People displaced from Afrin suffer from a lack of support from international organizations, whether those concerned with human rights or providing UN assistance, Amin said. “The blockade imposed on Sheikh Maqsoud and Ashrafieh by Syrian regime authorities prevents organizations from giving them a helping hand as needed, with the exception of the Kurdish Red Crescent,” he added. 

AANES-run Sheikh Maqsoud and Ashrafieh, as well as the al-Shahbaa region, are encircled by 4th Division of the Syrian army, which periodically blocks the entry of food and fuel in the context of tension and disagreements with the AANES. In January 2023, Amnesty International called on Syrian government forces to “lift a brutal blockade on civilians in predominantly Kurdish areas in the northern Aleppo region.”

With conditions deteriorating, there is no sustainable solution for Afrin’s displaced people but to return home. For that to be possible, “unifying Kurdish efforts and implementing a well-considered action plan to work with all national and international forces, especially countries that are significant in the Syrian crisis” is needed, Qazaqli Muhammad, a Kurdish politician from Afrin who currently lives in Germany, said. 
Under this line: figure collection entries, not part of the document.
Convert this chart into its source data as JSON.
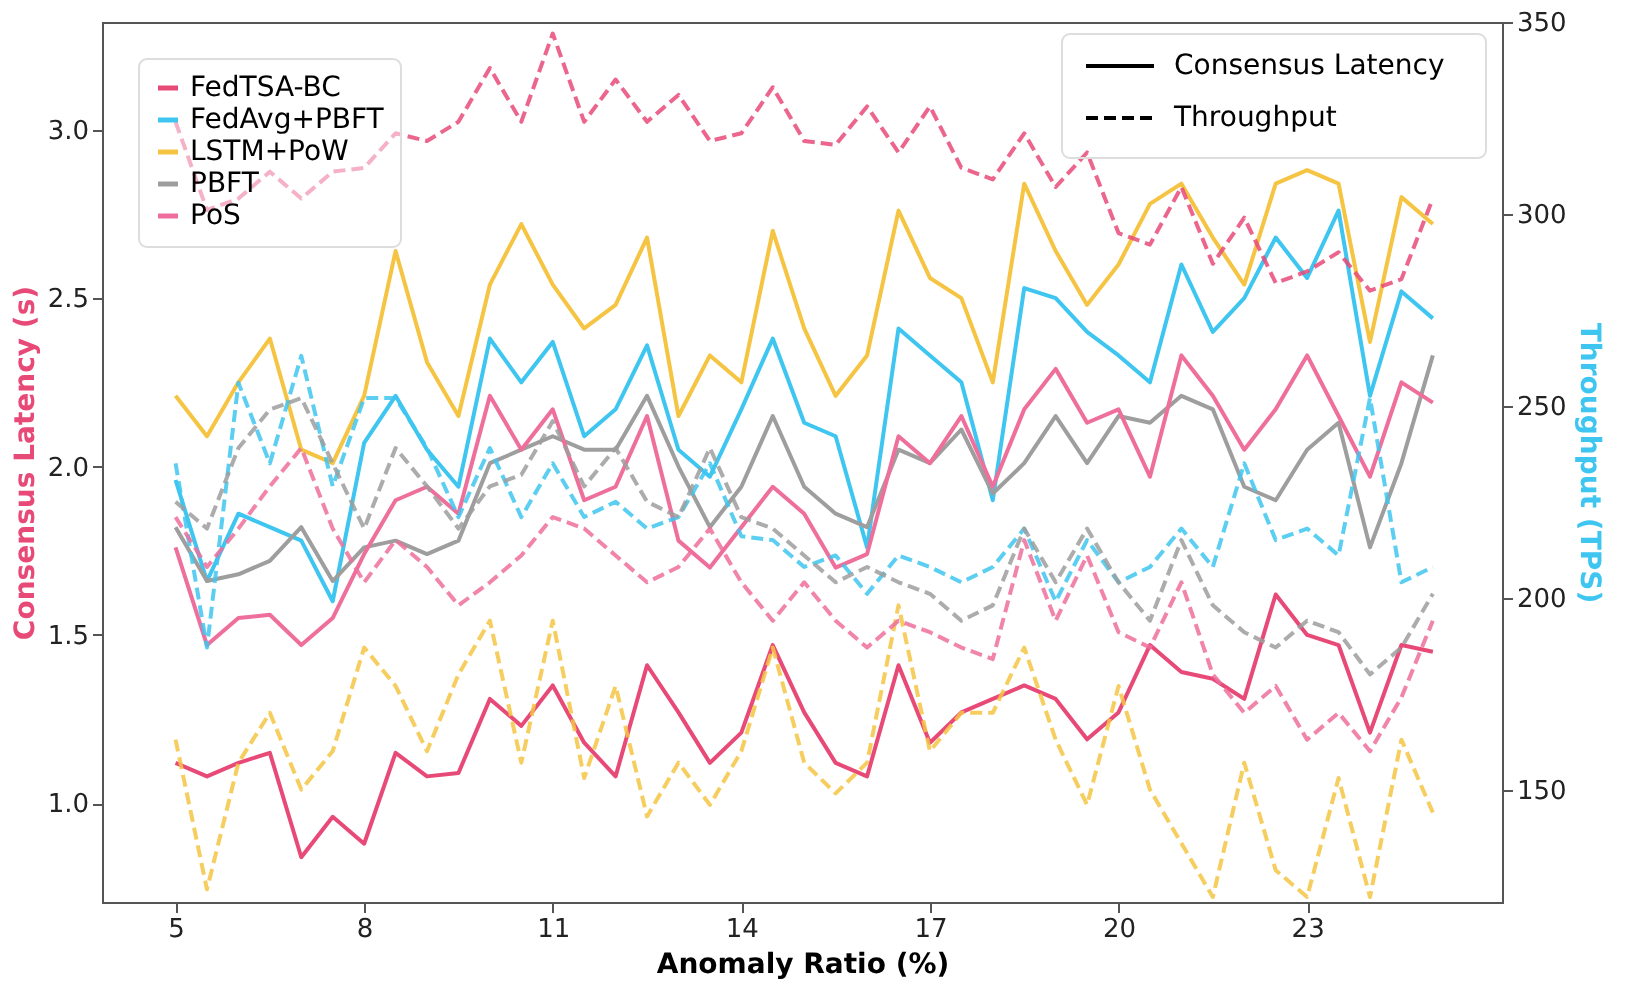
{
  "chart_data": {
    "type": "line",
    "xlabel": "Anomaly Ratio (%)",
    "ylabel": "Consensus Latency (s)",
    "y2label": "Throughput (TPS)",
    "x": [
      5,
      5.5,
      6,
      6.5,
      7,
      7.5,
      8,
      8.5,
      9,
      9.5,
      10,
      10.5,
      11,
      11.5,
      12,
      12.5,
      13,
      13.5,
      14,
      14.5,
      15,
      15.5,
      16,
      16.5,
      17,
      17.5,
      18,
      18.5,
      19,
      19.5,
      20,
      20.5,
      21,
      21.5,
      22,
      22.5,
      23,
      23.5,
      24,
      24.5,
      25
    ],
    "series": [
      {
        "name": "FedTSA-BC",
        "color": "#e84a78",
        "line_style": "solid",
        "values": [
          1.12,
          1.08,
          1.12,
          1.15,
          0.84,
          0.96,
          0.88,
          1.15,
          1.08,
          1.09,
          1.31,
          1.23,
          1.35,
          1.18,
          1.08,
          1.41,
          1.27,
          1.12,
          1.21,
          1.47,
          1.27,
          1.12,
          1.08,
          1.41,
          1.18,
          1.27,
          1.31,
          1.35,
          1.31,
          1.19,
          1.27,
          1.47,
          1.39,
          1.37,
          1.31,
          1.62,
          1.5,
          1.47,
          1.21,
          1.47,
          1.45
        ]
      },
      {
        "name": "FedAvg+PBFT",
        "color": "#3ec6f0",
        "line_style": "solid",
        "values": [
          1.96,
          1.66,
          1.86,
          1.82,
          1.78,
          1.6,
          2.07,
          2.21,
          2.05,
          1.94,
          2.38,
          2.25,
          2.37,
          2.09,
          2.17,
          2.36,
          2.05,
          1.97,
          2.17,
          2.38,
          2.13,
          2.09,
          1.76,
          2.41,
          2.33,
          2.25,
          1.9,
          2.53,
          2.5,
          2.4,
          2.33,
          2.25,
          2.6,
          2.4,
          2.5,
          2.68,
          2.56,
          2.76,
          2.21,
          2.52,
          2.44
        ]
      },
      {
        "name": "LSTM+PoW",
        "color": "#f5c443",
        "line_style": "solid",
        "values": [
          2.21,
          2.09,
          2.25,
          2.38,
          2.05,
          2.01,
          2.21,
          2.64,
          2.31,
          2.15,
          2.54,
          2.72,
          2.54,
          2.41,
          2.48,
          2.68,
          2.15,
          2.33,
          2.25,
          2.7,
          2.41,
          2.21,
          2.33,
          2.76,
          2.56,
          2.5,
          2.25,
          2.84,
          2.64,
          2.48,
          2.6,
          2.78,
          2.84,
          2.68,
          2.54,
          2.84,
          2.88,
          2.84,
          2.37,
          2.8,
          2.72
        ]
      },
      {
        "name": "PBFT",
        "color": "#9e9e9e",
        "line_style": "solid",
        "values": [
          1.82,
          1.66,
          1.68,
          1.72,
          1.82,
          1.66,
          1.76,
          1.78,
          1.74,
          1.78,
          2.01,
          2.05,
          2.09,
          2.05,
          2.05,
          2.21,
          2.0,
          1.82,
          1.94,
          2.15,
          1.94,
          1.86,
          1.82,
          2.05,
          2.01,
          2.11,
          1.92,
          2.01,
          2.15,
          2.01,
          2.15,
          2.13,
          2.21,
          2.17,
          1.94,
          1.9,
          2.05,
          2.13,
          1.76,
          2.01,
          2.33
        ]
      },
      {
        "name": "PoS",
        "color": "#ef6f9c",
        "line_style": "solid",
        "values": [
          1.76,
          1.47,
          1.55,
          1.56,
          1.47,
          1.55,
          1.74,
          1.9,
          1.94,
          1.86,
          2.21,
          2.05,
          2.17,
          1.9,
          1.94,
          2.15,
          1.78,
          1.7,
          1.82,
          1.94,
          1.86,
          1.7,
          1.74,
          2.09,
          2.01,
          2.15,
          1.94,
          2.17,
          2.29,
          2.13,
          2.17,
          1.97,
          2.33,
          2.21,
          2.05,
          2.17,
          2.33,
          2.15,
          1.97,
          2.25,
          2.19
        ]
      },
      {
        "color": "#e84a78",
        "line_style": "dashed",
        "axis": "y2",
        "values": [
          324,
          301,
          304,
          311,
          304,
          311,
          312,
          321,
          319,
          324,
          338,
          324,
          347,
          324,
          335,
          324,
          331,
          319,
          321,
          333,
          319,
          318,
          328,
          316,
          328,
          312,
          309,
          321,
          307,
          316,
          295,
          292,
          307,
          287,
          299,
          282,
          285,
          290,
          280,
          283,
          304
        ]
      },
      {
        "color": "#3ec6f0",
        "line_style": "dashed",
        "axis": "y2",
        "values": [
          235,
          187,
          256,
          235,
          263,
          229,
          252,
          252,
          239,
          221,
          239,
          221,
          235,
          221,
          225,
          218,
          221,
          235,
          216,
          215,
          208,
          211,
          201,
          211,
          208,
          204,
          208,
          218,
          199,
          215,
          204,
          208,
          218,
          208,
          235,
          215,
          218,
          211,
          252,
          204,
          208
        ]
      },
      {
        "color": "#f5c443",
        "line_style": "dashed",
        "axis": "y2",
        "values": [
          163,
          124,
          157,
          170,
          150,
          160,
          187,
          177,
          160,
          180,
          194,
          157,
          194,
          153,
          177,
          143,
          157,
          146,
          160,
          187,
          157,
          149,
          157,
          198,
          160,
          170,
          170,
          187,
          163,
          146,
          177,
          150,
          136,
          122,
          157,
          129,
          122,
          153,
          122,
          163,
          144
        ]
      },
      {
        "color": "#9e9e9e",
        "line_style": "dashed",
        "axis": "y2",
        "values": [
          225,
          218,
          239,
          249,
          252,
          235,
          218,
          239,
          229,
          218,
          229,
          232,
          246,
          229,
          239,
          225,
          221,
          239,
          221,
          218,
          211,
          204,
          208,
          204,
          201,
          194,
          198,
          218,
          204,
          218,
          204,
          194,
          215,
          198,
          191,
          187,
          194,
          191,
          180,
          187,
          201
        ]
      },
      {
        "color": "#ef6f9c",
        "line_style": "dashed",
        "axis": "y2",
        "values": [
          221,
          208,
          218,
          229,
          239,
          218,
          204,
          215,
          208,
          198,
          204,
          211,
          221,
          218,
          211,
          204,
          208,
          218,
          204,
          194,
          204,
          194,
          187,
          194,
          191,
          187,
          184,
          215,
          194,
          211,
          191,
          187,
          204,
          180,
          170,
          177,
          163,
          170,
          160,
          174,
          194
        ]
      }
    ],
    "xlim": [
      3.83,
      26.1
    ],
    "xticks": [
      5,
      8,
      11,
      14,
      17,
      20,
      23
    ],
    "ylim": [
      0.707,
      3.32
    ],
    "yticks": [
      {
        "value": 1,
        "label": "1.0"
      },
      {
        "value": 1.5,
        "label": "1.5"
      },
      {
        "value": 2,
        "label": "2.0"
      },
      {
        "value": 2.5,
        "label": "2.5"
      },
      {
        "value": 3,
        "label": "3.0"
      }
    ],
    "y2lim": [
      120.7,
      350
    ],
    "y2ticks": [
      150,
      200,
      250,
      300,
      350
    ],
    "annotations": [
      "Consensus Latency",
      "Throughput"
    ],
    "legend": "top left",
    "grid": false
  }
}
Until the hope of return is realized, parties to the conflict in Syria and relevant international organizations should create a mechanism to allow Afrin’s displaced to bury their dead in their home villages and towns “in adherence to their last will” as part of “their human right to a dignified death,” he said. 

Muhammad called on the United States, Russia and Iran to “pressure Turkey, and discuss with it to create a safe and dignified mechanism for Afrin’s displaced to return, and for the burial of the bodies of their dead in their villages, under the auspices of international human organizations.” He also called on these countries to work for “the withdrawal of [Turkish] forces from occupied Syrian territories to its international borders, and urgently find a political solution to the intractable crisis.” 

Meanwhile, the AANES and Kurdish movement in general should “review themselves, set aside their differences and fulfill their responsibilities and duties towards the occupied areas, especially Afrin, to the fullest, for the return of their people,” he concluded. 

Returning the remains of Afrin’s dead has become a preoccupation among its people to the point that “there have been deaths among those displaced from Afrin who were in Damascus, and their bodies were brought for burial in the Beno cemetery out of their relatives’ desire for their graves to be close to Afrin,” which lies around 60 kilometers away, Amin said. 

After more than six years, burial in wooden coffins has become “an Afrin culture, tied to the determination to return to their land and be buried there,” he added. “It is a situation that has not happened anywhere on Syrian soil before.”

In Sheikh Maqsoud, Farhad Sido, a 42-year-old man displaced from Afrin, pointed his hand out toward the steadily expanding Beno cemetery, where a number of his own relatives lie buried. 

“This graveyard has grown large,” he said. “Before dying, the elders entrust us with returning them to Afrin. They insist on it.”